Sky’s the limit for farm drones

The flying of drones was banned in the air space over the site of the national ploughing championships in Ratheniska, Co Laois, last September.

It was part of temporary flight restrictions imposed by the Irish Aviation Authority (IAA) for the three-day event.

The action was in the safety interests of civil aircraft operating in and out of the 800-acre site and of other air traffic operating in the vicinity of Ratheniska during the period.

But it also highlighted the growing use of drones, mostly by hobbyists but also for commerical landscape photography, filming and site surveying.

There are an estimated 6,000 drones in Ireland with a small number of farmers already using them to check on tillage crops and sheep flocks, saving time and costs.

It is generally accepted that drones will become more prevalent, especially among farmers focused on precision agriculture. But the Irish Aviation Authority website advises all prospective operators to be aware of their responsibilities and to ensure that these drones don’t endanger other airspace users or people.

The Small Unmanned Aircraft and Rockets Order which came in into force last December applies to the majority of model aircraft and drones used in Ireland.

Senator David Norris, speaking in the Upper House earlier this year, said he was concerned after hearing on radio a farmer from Tipperary saying that his 25 year-old son had seen a drone flying over the farm at a level of some 500 ft at 9.30 p.m.

“It was obviously being used to survey the farm for the purpose of burglary. The drones are able to get details on the layout, the entrances, the exits and the whole plan of a farm. This is very intrusive and it should be controlled,” he said.

Drones can play a critical role, however, in helping farmers with limited resources to produce more food to feed a growing world.

Copa and Cogeca, the umbrella body for European farmers and co-ops, said precision agriculture offers great opportunities in terms of minimizing inputs and maximizing productivity, providing a whole new farm management approach.

“In combination with other ‘smart’ techniques, drones can contribute to enhanced resource efficiency, productivity and profitability as well as greater sustainability, contributing to the fight against environmental damage.

“They are currently used to complement traditional remote sensing techniques and enable farmers to monitor nutrients in the soil and herd monitoring,” it said.

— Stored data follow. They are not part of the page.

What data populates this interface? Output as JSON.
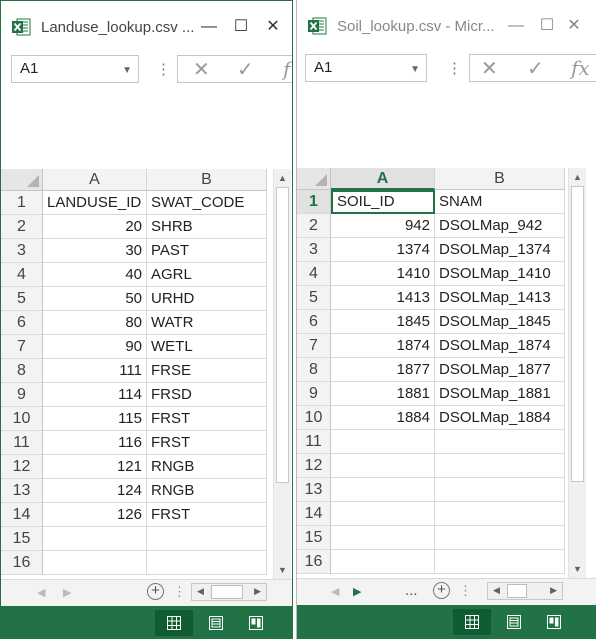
{
  "windows": [
    {
      "title": "Landuse_lookup.csv ...",
      "title_buttons": [
        "—",
        "☐",
        "✕"
      ],
      "namebox": "A1",
      "formula_icons": [
        "cancel-icon",
        "enter-icon",
        "function-icon"
      ],
      "formula_glyphs": [
        "✕",
        "✓",
        "f"
      ],
      "columns": [
        "A",
        "B"
      ],
      "row_numbers": [
        "1",
        "2",
        "3",
        "4",
        "5",
        "6",
        "7",
        "8",
        "9",
        "10",
        "11",
        "12",
        "13",
        "14",
        "15",
        "16"
      ],
      "cells": [
        [
          "LANDUSE_ID",
          "SWAT_CODE"
        ],
        [
          "20",
          "SHRB"
        ],
        [
          "30",
          "PAST"
        ],
        [
          "40",
          "AGRL"
        ],
        [
          "50",
          "URHD"
        ],
        [
          "80",
          "WATR"
        ],
        [
          "90",
          "WETL"
        ],
        [
          "111",
          "FRSE"
        ],
        [
          "114",
          "FRSD"
        ],
        [
          "115",
          "FRST"
        ],
        [
          "116",
          "FRST"
        ],
        [
          "121",
          "RNGB"
        ],
        [
          "124",
          "RNGB"
        ],
        [
          "126",
          "FRST"
        ],
        [
          "",
          ""
        ],
        [
          "",
          ""
        ]
      ],
      "active_cell": "A1",
      "status_views": [
        "normal-view-icon",
        "page-layout-view-icon",
        "page-break-preview-icon"
      ],
      "selected_view": "normal-view-icon"
    },
    {
      "title": "Soil_lookup.csv - Micr...",
      "title_buttons": [
        "—",
        "☐",
        "✕"
      ],
      "namebox": "A1",
      "formula_icons": [
        "cancel-icon",
        "enter-icon",
        "function-icon"
      ],
      "formula_glyphs": [
        "✕",
        "✓",
        "fx"
      ],
      "columns": [
        "A",
        "B"
      ],
      "row_numbers": [
        "1",
        "2",
        "3",
        "4",
        "5",
        "6",
        "7",
        "8",
        "9",
        "10",
        "11",
        "12",
        "13",
        "14",
        "15",
        "16"
      ],
      "cells": [
        [
          "SOIL_ID",
          "SNAM"
        ],
        [
          "942",
          "DSOLMap_942"
        ],
        [
          "1374",
          "DSOLMap_1374"
        ],
        [
          "1410",
          "DSOLMap_1410"
        ],
        [
          "1413",
          "DSOLMap_1413"
        ],
        [
          "1845",
          "DSOLMap_1845"
        ],
        [
          "1874",
          "DSOLMap_1874"
        ],
        [
          "1877",
          "DSOLMap_1877"
        ],
        [
          "1881",
          "DSOLMap_1881"
        ],
        [
          "1884",
          "DSOLMap_1884"
        ],
        [
          "",
          ""
        ],
        [
          "",
          ""
        ],
        [
          "",
          ""
        ],
        [
          "",
          ""
        ],
        [
          "",
          ""
        ],
        [
          "",
          ""
        ]
      ],
      "active_cell": "A1",
      "status_views": [
        "normal-view-icon",
        "page-layout-view-icon",
        "page-break-preview-icon"
      ],
      "selected_view": "normal-view-icon"
    }
  ],
  "tabbar_glyphs": {
    "ellipsis": "...",
    "plus": "+",
    "dots": "⋮"
  },
  "colors": {
    "excel_green": "#217346",
    "dark_green": "#0e5c2f",
    "grid_line": "#dadada",
    "header_bg": "#f3f3f3"
  }
}
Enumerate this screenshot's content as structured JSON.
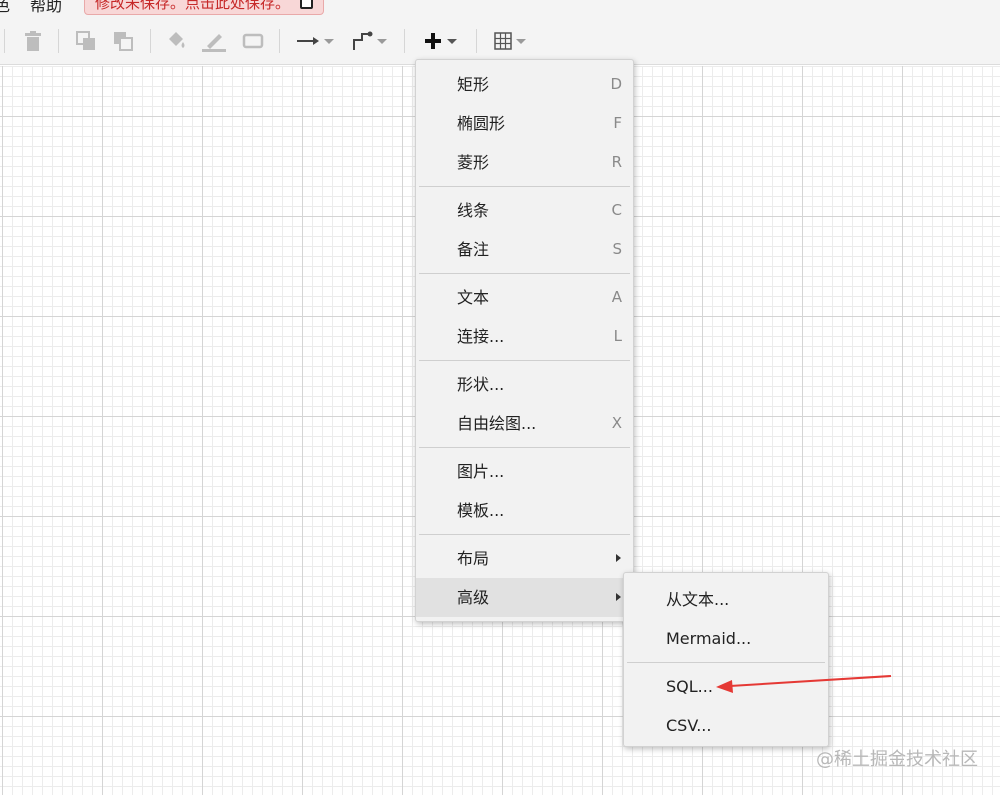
{
  "menubar": {
    "items": [
      "色",
      "帮助"
    ],
    "unsaved_notice": "修改未保存。点击此处保存。"
  },
  "toolbar": {
    "icons": [
      "delete-icon",
      "to-front-icon",
      "to-back-icon",
      "fill-color-icon",
      "line-color-icon",
      "shadow-icon",
      "connection-icon",
      "waypoints-icon",
      "insert-icon",
      "table-icon"
    ]
  },
  "insert_menu": {
    "groups": [
      [
        {
          "label": "矩形",
          "key": "D"
        },
        {
          "label": "椭圆形",
          "key": "F"
        },
        {
          "label": "菱形",
          "key": "R"
        }
      ],
      [
        {
          "label": "线条",
          "key": "C"
        },
        {
          "label": "备注",
          "key": "S"
        }
      ],
      [
        {
          "label": "文本",
          "key": "A"
        },
        {
          "label": "连接...",
          "key": "L"
        }
      ],
      [
        {
          "label": "形状...",
          "key": ""
        },
        {
          "label": "自由绘图...",
          "key": "X"
        }
      ],
      [
        {
          "label": "图片...",
          "key": ""
        },
        {
          "label": "模板...",
          "key": ""
        }
      ],
      [
        {
          "label": "布局",
          "key": "",
          "submenu": true
        },
        {
          "label": "高级",
          "key": "",
          "submenu": true,
          "highlighted": true
        }
      ]
    ]
  },
  "advanced_submenu": {
    "groups": [
      [
        {
          "label": "从文本..."
        },
        {
          "label": "Mermaid..."
        }
      ],
      [
        {
          "label": "SQL..."
        },
        {
          "label": "CSV..."
        }
      ]
    ]
  },
  "annotation": {
    "color": "#e53935"
  },
  "watermark": "@稀土掘金技术社区",
  "colors": {
    "toolbar_bg": "#f4f4f4",
    "menu_bg": "#f2f2f2",
    "highlight": "#e1e1e1",
    "notice_text": "#c62828"
  }
}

Copa and Cogeca has also welcomed a recent decision by Brussels to ask the European Aviation Safety Agency to develop a set of rules for drones.

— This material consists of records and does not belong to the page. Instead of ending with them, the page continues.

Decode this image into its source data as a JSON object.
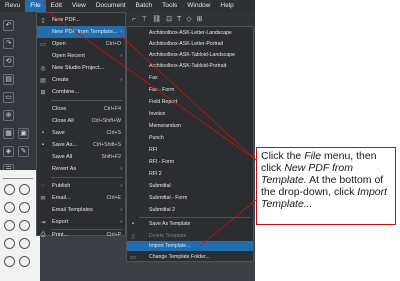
{
  "menubar": {
    "items": [
      "Revu",
      "File",
      "Edit",
      "View",
      "Document",
      "Batch",
      "Tools",
      "Window",
      "Help"
    ],
    "active": "File"
  },
  "file_menu": {
    "items": [
      {
        "label": "New PDF...",
        "shortcut": "",
        "submenu": false,
        "icon": "new-pdf-icon"
      },
      {
        "label": "New PDF from Template...",
        "shortcut": "",
        "submenu": true,
        "icon": "",
        "highlighted": true
      },
      {
        "label": "Open",
        "shortcut": "Ctrl+O",
        "submenu": false,
        "icon": "open-folder-icon"
      },
      {
        "label": "Open Recent",
        "shortcut": "",
        "submenu": true,
        "icon": ""
      },
      {
        "label": "New Studio Project...",
        "shortcut": "",
        "submenu": false,
        "icon": "studio-project-icon"
      },
      {
        "label": "Create",
        "shortcut": "",
        "submenu": true,
        "icon": "create-icon"
      },
      {
        "label": "Combine...",
        "shortcut": "",
        "submenu": false,
        "icon": "combine-icon"
      },
      {
        "label": "Close",
        "shortcut": "Ctrl+F4",
        "submenu": false,
        "icon": ""
      },
      {
        "label": "Close All",
        "shortcut": "Ctrl+Shift+W",
        "submenu": false,
        "icon": ""
      },
      {
        "label": "Save",
        "shortcut": "Ctrl+S",
        "submenu": false,
        "icon": "save-icon"
      },
      {
        "label": "Save As...",
        "shortcut": "Ctrl+Shift+S",
        "submenu": false,
        "icon": "save-as-icon"
      },
      {
        "label": "Save All",
        "shortcut": "Shift+F2",
        "submenu": false,
        "icon": ""
      },
      {
        "label": "Revert As",
        "shortcut": "",
        "submenu": true,
        "icon": ""
      },
      {
        "label": "Publish",
        "shortcut": "",
        "submenu": true,
        "icon": "publish-icon"
      },
      {
        "label": "Email...",
        "shortcut": "Ctrl+E",
        "submenu": false,
        "icon": "email-icon"
      },
      {
        "label": "Email Templates",
        "shortcut": "",
        "submenu": true,
        "icon": ""
      },
      {
        "label": "Export",
        "shortcut": "",
        "submenu": true,
        "icon": "export-icon"
      },
      {
        "label": "Print...",
        "shortcut": "Ctrl+P",
        "submenu": false,
        "icon": "print-icon"
      }
    ]
  },
  "template_menu": {
    "items": [
      {
        "label": "Architoolbox-ASK-Letter-Landscape",
        "icon": ""
      },
      {
        "label": "Architoolbox-ASK-Letter-Portrait",
        "icon": ""
      },
      {
        "label": "Architoolbox-ASK-Tabloid-Landscape",
        "icon": ""
      },
      {
        "label": "Architoolbox-ASK-Tabloid-Portrait",
        "icon": ""
      },
      {
        "label": "Fax",
        "icon": ""
      },
      {
        "label": "Fax - Form",
        "icon": ""
      },
      {
        "label": "Field Report",
        "icon": ""
      },
      {
        "label": "Invoice",
        "icon": ""
      },
      {
        "label": "Memorandum",
        "icon": ""
      },
      {
        "label": "Punch",
        "icon": ""
      },
      {
        "label": "RFI",
        "icon": ""
      },
      {
        "label": "RFI - Form",
        "icon": ""
      },
      {
        "label": "RFI 2",
        "icon": ""
      },
      {
        "label": "Submittal",
        "icon": ""
      },
      {
        "label": "Submittal - Form",
        "icon": ""
      },
      {
        "label": "Submittal 2",
        "icon": ""
      },
      {
        "label": "Save As Template",
        "icon": "save-template-icon"
      },
      {
        "label": "Delete Template",
        "icon": "delete-template-icon",
        "disabled": true
      },
      {
        "label": "Import Template...",
        "icon": "",
        "highlighted": true
      },
      {
        "label": "Change Template Folder...",
        "icon": "folder-icon"
      }
    ]
  },
  "callout": {
    "p1": "Click the ",
    "p2": "File",
    "p3": " menu, then click ",
    "p4": "New PDF from Template.",
    "p5": "  At the bottom of the drop-down, click ",
    "p6": "Import Template..."
  },
  "colors": {
    "highlight": "#1f6fb0",
    "menu_bg": "#2b2d31",
    "callout_border": "#c41212"
  }
}
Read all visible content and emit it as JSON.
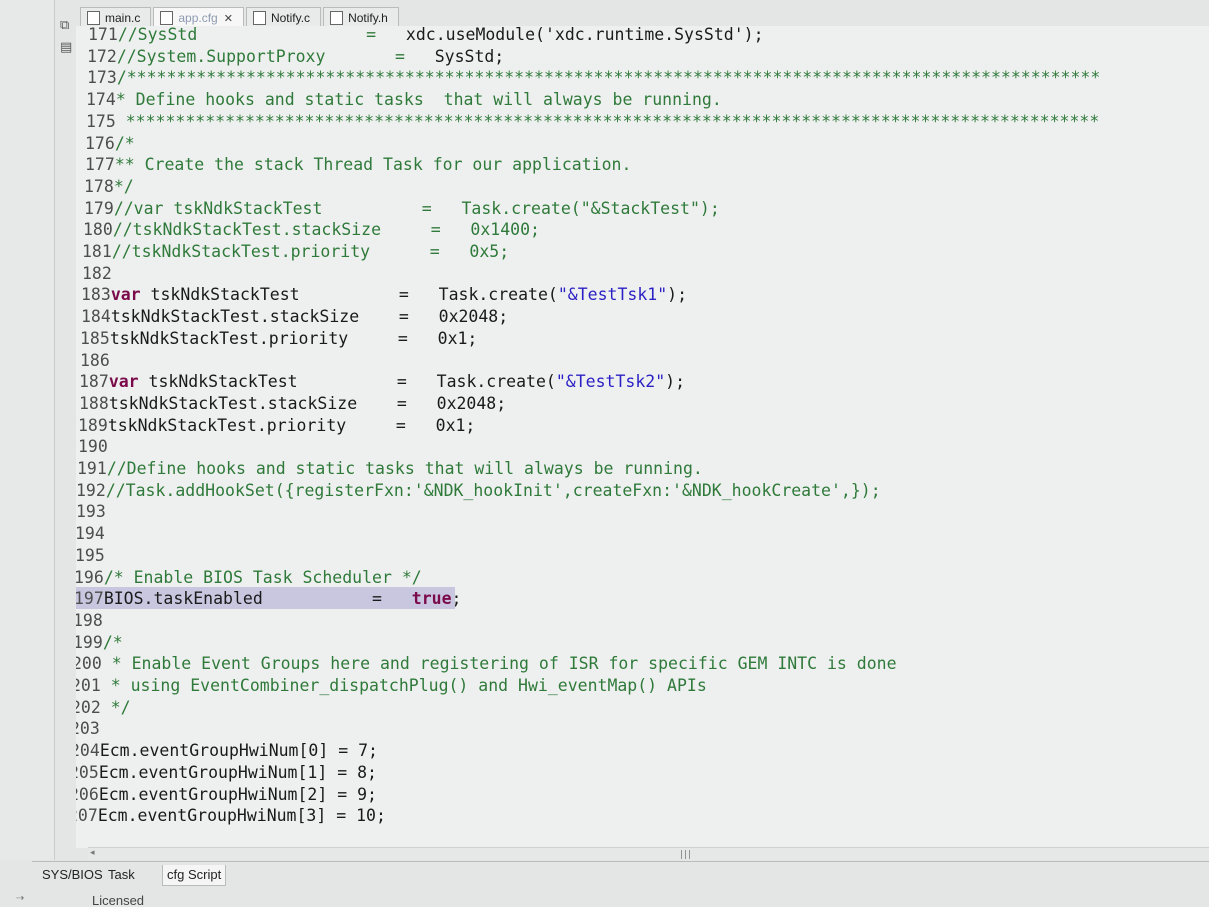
{
  "tabs": [
    {
      "label": "main.c",
      "icon": "c-file-icon",
      "active": false,
      "faded": false,
      "closable": false
    },
    {
      "label": "app.cfg",
      "icon": "cfg-file-icon",
      "active": true,
      "faded": true,
      "closable": true
    },
    {
      "label": "Notify.c",
      "icon": "c-file-icon",
      "active": false,
      "faded": false,
      "closable": false
    },
    {
      "label": "Notify.h",
      "icon": "h-file-icon",
      "active": false,
      "faded": false,
      "closable": false
    }
  ],
  "tab_close_glyph": "✕",
  "editor": {
    "lines": [
      {
        "n": "171",
        "segs": [
          [
            "cm",
            "//SysStd                 =   "
          ],
          [
            "",
            "xdc.useModule('xdc.runtime.SysStd');"
          ]
        ]
      },
      {
        "n": "172",
        "segs": [
          [
            "cm",
            "//System.SupportProxy       =   "
          ],
          [
            "",
            "SysStd;"
          ]
        ]
      },
      {
        "n": "173",
        "segs": [
          [
            "cm",
            "/**************************************************************************************************"
          ]
        ]
      },
      {
        "n": "174",
        "segs": [
          [
            "cm",
            "* Define hooks and static tasks  that will always be running."
          ]
        ]
      },
      {
        "n": "175",
        "segs": [
          [
            "cm",
            " **************************************************************************************************"
          ]
        ]
      },
      {
        "n": "176",
        "segs": [
          [
            "cm",
            "/*"
          ]
        ]
      },
      {
        "n": "177",
        "segs": [
          [
            "cm",
            "** Create the stack Thread Task for our application."
          ]
        ]
      },
      {
        "n": "178",
        "segs": [
          [
            "cm",
            "*/"
          ]
        ]
      },
      {
        "n": "179",
        "segs": [
          [
            "cm",
            "//var tskNdkStackTest          =   Task.create(\"&StackTest\");"
          ]
        ]
      },
      {
        "n": "180",
        "segs": [
          [
            "cm",
            "//tskNdkStackTest.stackSize     =   0x1400;"
          ]
        ]
      },
      {
        "n": "181",
        "segs": [
          [
            "cm",
            "//tskNdkStackTest.priority      =   0x5;"
          ]
        ]
      },
      {
        "n": "182",
        "segs": []
      },
      {
        "n": "183",
        "segs": [
          [
            "kw",
            "var"
          ],
          [
            "",
            " tskNdkStackTest          =   Task.create("
          ],
          [
            "str",
            "\"&TestTsk1\""
          ],
          [
            "",
            ");"
          ]
        ]
      },
      {
        "n": "184",
        "segs": [
          [
            "",
            "tskNdkStackTest.stackSize    =   0x2048;"
          ]
        ]
      },
      {
        "n": "185",
        "segs": [
          [
            "",
            "tskNdkStackTest.priority     =   0x1;"
          ]
        ]
      },
      {
        "n": "186",
        "segs": []
      },
      {
        "n": "187",
        "segs": [
          [
            "kw",
            "var"
          ],
          [
            "",
            " tskNdkStackTest          =   Task.create("
          ],
          [
            "str",
            "\"&TestTsk2\""
          ],
          [
            "",
            ");"
          ]
        ]
      },
      {
        "n": "188",
        "segs": [
          [
            "",
            "tskNdkStackTest.stackSize    =   0x2048;"
          ]
        ]
      },
      {
        "n": "189",
        "segs": [
          [
            "",
            "tskNdkStackTest.priority     =   0x1;"
          ]
        ]
      },
      {
        "n": "190",
        "segs": []
      },
      {
        "n": "191",
        "segs": [
          [
            "cm",
            "//Define hooks and static tasks that will always be running."
          ]
        ]
      },
      {
        "n": "192",
        "segs": [
          [
            "cm",
            "//Task.addHookSet({registerFxn:'&NDK_hookInit',createFxn:'&NDK_hookCreate',});"
          ]
        ]
      },
      {
        "n": "193",
        "segs": []
      },
      {
        "n": "194",
        "segs": []
      },
      {
        "n": "195",
        "segs": []
      },
      {
        "n": "196",
        "segs": [
          [
            "cm",
            "/* Enable BIOS Task Scheduler */"
          ]
        ]
      },
      {
        "n": "197",
        "segs": [
          [
            "",
            "BIOS.taskEnabled           =   "
          ],
          [
            "kw",
            "true"
          ],
          [
            "",
            ";"
          ]
        ]
      },
      {
        "n": "198",
        "segs": []
      },
      {
        "n": "199",
        "segs": [
          [
            "cm",
            "/*"
          ]
        ]
      },
      {
        "n": "200",
        "segs": [
          [
            "cm",
            " * Enable Event Groups here and registering of ISR for specific GEM INTC is done"
          ]
        ]
      },
      {
        "n": "201",
        "segs": [
          [
            "cm",
            " * using EventCombiner_dispatchPlug() and Hwi_eventMap() APIs"
          ]
        ]
      },
      {
        "n": "202",
        "segs": [
          [
            "cm",
            " */"
          ]
        ]
      },
      {
        "n": "203",
        "segs": []
      },
      {
        "n": "204",
        "segs": [
          [
            "",
            "Ecm.eventGroupHwiNum[0] = 7;"
          ]
        ]
      },
      {
        "n": "205",
        "segs": [
          [
            "",
            "Ecm.eventGroupHwiNum[1] = 8;"
          ]
        ]
      },
      {
        "n": "206",
        "segs": [
          [
            "",
            "Ecm.eventGroupHwiNum[2] = 9;"
          ]
        ]
      },
      {
        "n": "207",
        "segs": [
          [
            "",
            "Ecm.eventGroupHwiNum[3] = 10;"
          ]
        ]
      }
    ]
  },
  "scrollbar_grip": "|||",
  "bottom_tabs": [
    {
      "label": "SYS/BIOS",
      "active": false
    },
    {
      "label": "Task",
      "active": false
    },
    {
      "label": "cfg Script",
      "active": true
    }
  ],
  "status_text": "Licensed"
}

But it said it is crucial to strike the right balance between regulation and innovation and to ensure that prescriptive rules are proportional to the complexity of the operation.

Innovation, research and smart farming will also be the topic of a workshop at the Copa and Cogeca Congress of European Farmer in Greece on October 5-6 this year.

It says innovation contributes to a competitive, efficient EU agriculture sector, helping farmers to cut production costs and produce more with less.

Precision farming, robots and drones are becoming the words of the day, to ensure a successful agriculture industry tomorrow.

They are the reality right now for a limited number of farmers, but a better understanding of this new technology is required.

Copa Cogeca Secretary-General Pekka Pesonen said European farmers and co-ops need to be in the driving seat of this debate.

“Precision farming is all about recognising, understanding and exploiting information that quantifies variations in soil and crops and in livestock production.

“Information collected on farms can be combined with historical and real-time data on weather predictions, soil conditions, crop features and many other data sets and then used by companies on a commercial scale to help farmers improve their productivity.

“Robots are increasingly being used in dairy farms and feeding cattle. Soon they may arrive to vineyards and horticulture.

“Drones show huge potential in agriculture. But we need to step up training so that farmers have the right skills to use this technology,” he said.

Mr Pesonen said it is vital that research and innovation efforts in this field bring added value to farmers and co-operatives.

Meanwhile, much of the future for drones in the United States is expected to be on farms, which are mostly free of the privacy and safety concerns associated with more populated areas.

A Bank of America Merrill Lynch global research report says the agri-drone market has the potential to generate an additional 100,000 jobs in the US and $82bn in economic activity between now and 2025.

The report indicates that robots in the next 10 years could become the main workhorses powering farms, instead of people.

“People in the US and the EU no longer want to work on farms due to factors such as low farm incomes, its lack of reliability and seasonal nature, and its demanding and risky nature.

“Today, less than 1% of the US population claims farming as an occupation — with the average number of US farm workers having declined from 3.4m last century to 1m today,” the report states.

New technology is also reflected in the recent launch of a camera for drones that is intended to show farmers the differences between healthy and distressed crops, where to add or reduce water or pesticides, or help them determine when to harvest.

Jonatill Gill, Harper Adams University in Britain, also told a National Farmers Union event in South Wales he believed drones will be used in the future by many farmers as just as another tool.

The second generation of drones will take the system into the real farm environment to do work, like seeding or spraying, he said.